Biomedical Informatics and Medical Education, University of Washington, Seattle, Washington, USA.
AstraZeneca PLC, Gaithersburg, Maryland, USA.
BMC Med Inform Decis Mak. 2024 Jan 4;24(1):10. doi: 10.1186/s12911-023-02409-8.
Knowledge graphs are well-suited for modeling complex, unstructured, and multi-source data and facilitating their analysis. During the COVID-19 pandemic, adverse event data were integrated into a knowledge graph to support vaccine safety surveillance and nimbly respond to urgent health authority questions. Here, we provide details of this post-marketing safety system using public data sources. In addition to challenges with varied data representations, adverse event reporting on the COVID-19 vaccines generated an unprecedented volume of data; an order of magnitude larger than adverse events for all previous vaccines. The Patient Safety Knowledge Graph (PSKG) is a robust data store to accommodate the volume of adverse event data and harmonize primary surveillance data sources.
We designed a semantic model to represent key safety concepts. We built an extract-transform-load (ETL) data pipeline to parse and import primary public data sources; align key elements such as vaccine names; integrated the Medical Dictionary for Regulatory Activities (MedDRA); and applied quality metrics. PSKG is deployed in a Neo4J graph database, and made available via a web interface and Application Programming Interfaces (APIs).

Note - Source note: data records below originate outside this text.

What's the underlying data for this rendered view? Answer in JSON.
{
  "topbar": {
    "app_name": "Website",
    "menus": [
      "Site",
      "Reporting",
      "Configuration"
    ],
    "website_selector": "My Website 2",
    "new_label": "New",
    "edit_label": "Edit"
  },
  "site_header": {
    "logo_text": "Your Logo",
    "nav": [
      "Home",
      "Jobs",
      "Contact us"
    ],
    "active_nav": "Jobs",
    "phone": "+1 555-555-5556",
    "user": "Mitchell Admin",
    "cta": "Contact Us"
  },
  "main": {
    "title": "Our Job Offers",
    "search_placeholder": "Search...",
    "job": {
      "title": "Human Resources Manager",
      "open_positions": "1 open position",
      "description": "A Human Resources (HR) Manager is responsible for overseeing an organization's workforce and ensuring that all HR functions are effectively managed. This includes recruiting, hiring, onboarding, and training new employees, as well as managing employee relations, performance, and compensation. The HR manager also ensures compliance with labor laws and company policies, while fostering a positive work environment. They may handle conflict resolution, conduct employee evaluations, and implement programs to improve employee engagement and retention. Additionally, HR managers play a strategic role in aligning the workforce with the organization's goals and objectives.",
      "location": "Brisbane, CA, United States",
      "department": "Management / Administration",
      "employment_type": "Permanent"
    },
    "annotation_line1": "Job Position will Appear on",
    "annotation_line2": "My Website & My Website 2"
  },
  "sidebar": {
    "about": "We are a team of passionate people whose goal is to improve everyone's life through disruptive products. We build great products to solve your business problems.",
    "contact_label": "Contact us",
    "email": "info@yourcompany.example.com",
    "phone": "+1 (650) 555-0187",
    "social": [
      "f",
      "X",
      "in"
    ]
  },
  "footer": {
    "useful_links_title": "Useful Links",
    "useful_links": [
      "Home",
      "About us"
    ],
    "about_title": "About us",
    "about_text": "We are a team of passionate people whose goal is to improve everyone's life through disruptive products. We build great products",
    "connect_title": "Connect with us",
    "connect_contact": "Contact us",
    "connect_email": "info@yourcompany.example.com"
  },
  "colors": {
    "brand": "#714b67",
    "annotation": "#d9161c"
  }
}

We import and align adverse event data and vaccine exposure data from 250 countries on a weekly basis, producing a graph with 4,340,980 nodes and 30,544,475 edges as of July 1, 2022. PSKG is used for ad-hoc analyses and periodic reporting for several widely available COVID-19 vaccines. Analysis code using the knowledge graph is 80% shorter than an equivalent implementation written entirely in Python, and runs over 200 times faster.

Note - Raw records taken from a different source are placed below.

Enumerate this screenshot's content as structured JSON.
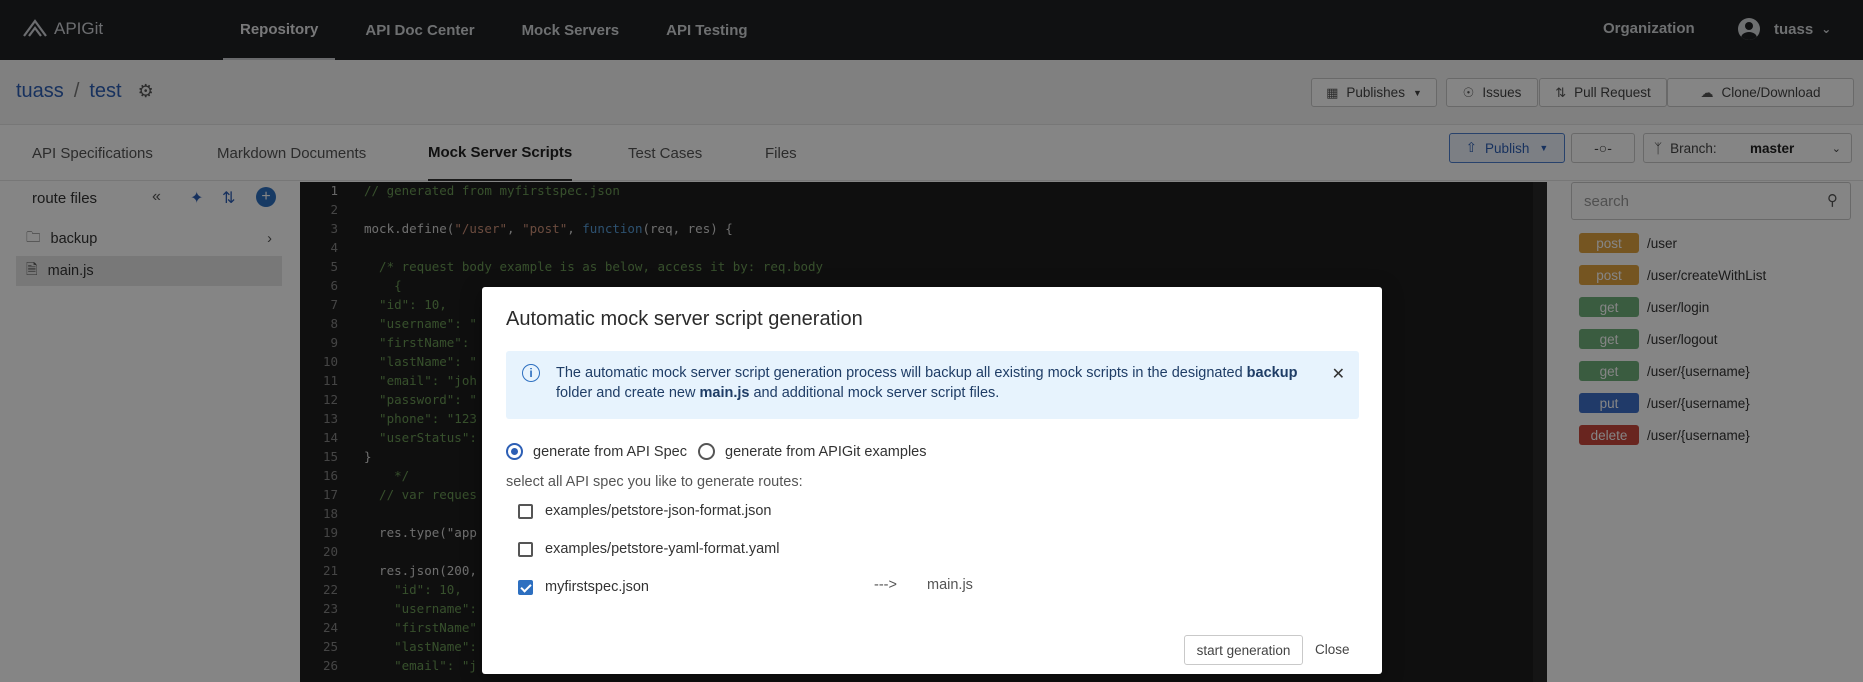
{
  "nav": {
    "logo_text": "APIGit",
    "links": [
      "Repository",
      "API Doc Center",
      "Mock Servers",
      "API Testing"
    ],
    "organization": "Organization",
    "username": "tuass"
  },
  "repo": {
    "owner": "tuass",
    "separator": "/",
    "name": "test",
    "buttons": {
      "publishes": "Publishes",
      "issues": "Issues",
      "pull_request": "Pull Request",
      "clone": "Clone/Download"
    }
  },
  "tabs": [
    "API Specifications",
    "Markdown Documents",
    "Mock Server Scripts",
    "Test Cases",
    "Files"
  ],
  "toolbar": {
    "publish": "Publish",
    "branch_label": "Branch:",
    "branch_value": "master"
  },
  "left_panel": {
    "title": "route files",
    "items": [
      {
        "label": "backup",
        "icon": "folder-icon"
      },
      {
        "label": "main.js",
        "icon": "file-icon"
      }
    ]
  },
  "editor": {
    "lines": [
      "// generated from myfirstspec.json",
      "",
      "mock.define(\"/user\", \"post\", function(req, res) {",
      "",
      "  /* request body example is as below, access it by: req.body",
      "    {",
      "  \"id\": 10,",
      "  \"username\": \"",
      "  \"firstName\":",
      "  \"lastName\": \"",
      "  \"email\": \"joh",
      "  \"password\": \"",
      "  \"phone\": \"123",
      "  \"userStatus\":",
      "}",
      "    */",
      "  // var reques",
      "",
      "  res.type(\"app",
      "",
      "  res.json(200,",
      "    \"id\": 10,",
      "    \"username\":",
      "    \"firstName\"",
      "    \"lastName\":",
      "    \"email\": \"j"
    ]
  },
  "right_panel": {
    "search_placeholder": "search",
    "routes": [
      {
        "method": "post",
        "path": "/user",
        "color": "#e0a340"
      },
      {
        "method": "post",
        "path": "/user/createWithList",
        "color": "#e0a340"
      },
      {
        "method": "get",
        "path": "/user/login",
        "color": "#6fb07c"
      },
      {
        "method": "get",
        "path": "/user/logout",
        "color": "#6fb07c"
      },
      {
        "method": "get",
        "path": "/user/{username}",
        "color": "#6fb07c"
      },
      {
        "method": "put",
        "path": "/user/{username}",
        "color": "#3f6fc9"
      },
      {
        "method": "delete",
        "path": "/user/{username}",
        "color": "#c9483c"
      }
    ]
  },
  "modal": {
    "title": "Automatic mock server script generation",
    "alert": {
      "part1": "The automatic mock server script generation process will backup all existing mock scripts in the designated ",
      "bold1": "backup",
      "part2": " folder and create new ",
      "bold2": "main.js",
      "part3": " and additional mock server script files."
    },
    "radio_options": [
      "generate from API Spec",
      "generate from APIGit examples"
    ],
    "subhead": "select all API spec you like to generate routes:",
    "specs": [
      {
        "label": "examples/petstore-json-format.json",
        "checked": false
      },
      {
        "label": "examples/petstore-yaml-format.yaml",
        "checked": false
      },
      {
        "label": "myfirstspec.json",
        "checked": true
      }
    ],
    "arrow": "--->",
    "target": "main.js",
    "start_button": "start generation",
    "close_button": "Close"
  }
}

Organizing safety data into a concise model of nodes, properties, and edge relationships has greatly simplified analysis code by removing complex parsing and transformation algorithms from individual analyses and instead managing these centrally. The adoption of the knowledge graph transformed how the team answers key scientific and medical questions. Whereas previously an analysis would involve aggregating and transforming primary datasets from scratch to answer a specific question, the team can now iterate easily and respond as quickly as requests evolve (e.g., "Produce vaccine-X safety profile for adverse event-Y by country instead of age-range").
知识图谱非常适合对复杂、非结构化和多源数据进行建模,并有助于对其进行分析。在 COVID-19 大流行期间,将不良事件数据整合到知识图谱中,以支持疫苗安全监测,并灵活应对紧急卫生当局的问题。在这里,我们提供使用公共数据源的这个上市后安全系统的详细信息。除了数据表示形式多样化的挑战外,COVID-19 疫苗的不良事件报告产生了前所未有的大量数据;比以往所有疫苗的不良事件数量多一个数量级。患者安全知识图谱(PSKG)是一个强大的数据存储库,可容纳不良事件数据的数量,并协调主要监测数据源。
我们设计了一个语义模型来表示关键安全概念。我们构建了一个提取-转换-加载(ETL)数据管道来解析和导入主要公共数据源;对齐疫苗名称等关键要素;整合监管活动医学词典(MedDRA);并应用质量指标。PSKG 部署在 Neo4J 图形数据库中,并通过 Web 界面和应用程序编程接口(API)提供。
截至 2022 年 7 月 1 日,我们每周从 250 个国家/地区导入和对齐不良事件数据和疫苗暴露数据,生成一个具有 4,340,980 个节点和 30,544,475 条边的图。PSKG 用于几种广泛可用的 COVID-19 疫苗的临时分析和定期报告。使用知识图谱的分析代码比完全用 Python 编写的等效实现短 80%,并且运行速度快 200 多倍。
将安全数据组织成节点、属性和边关系的简洁模型,通过从各个分析中删除复杂的解析和转换算法,并集中管理这些算法,极大地简化了分析代码。知识图谱的采用改变了团队回答关键科学和医学问题的方式。以前,分析需要从头开始汇总和转换主要数据集来回答特定问题,而现在团队可以轻松迭代,并根据请求的变化快速响应(例如,“按国家而不是年龄范围生成不良事件-Y 的疫苗-X 安全性概况”)。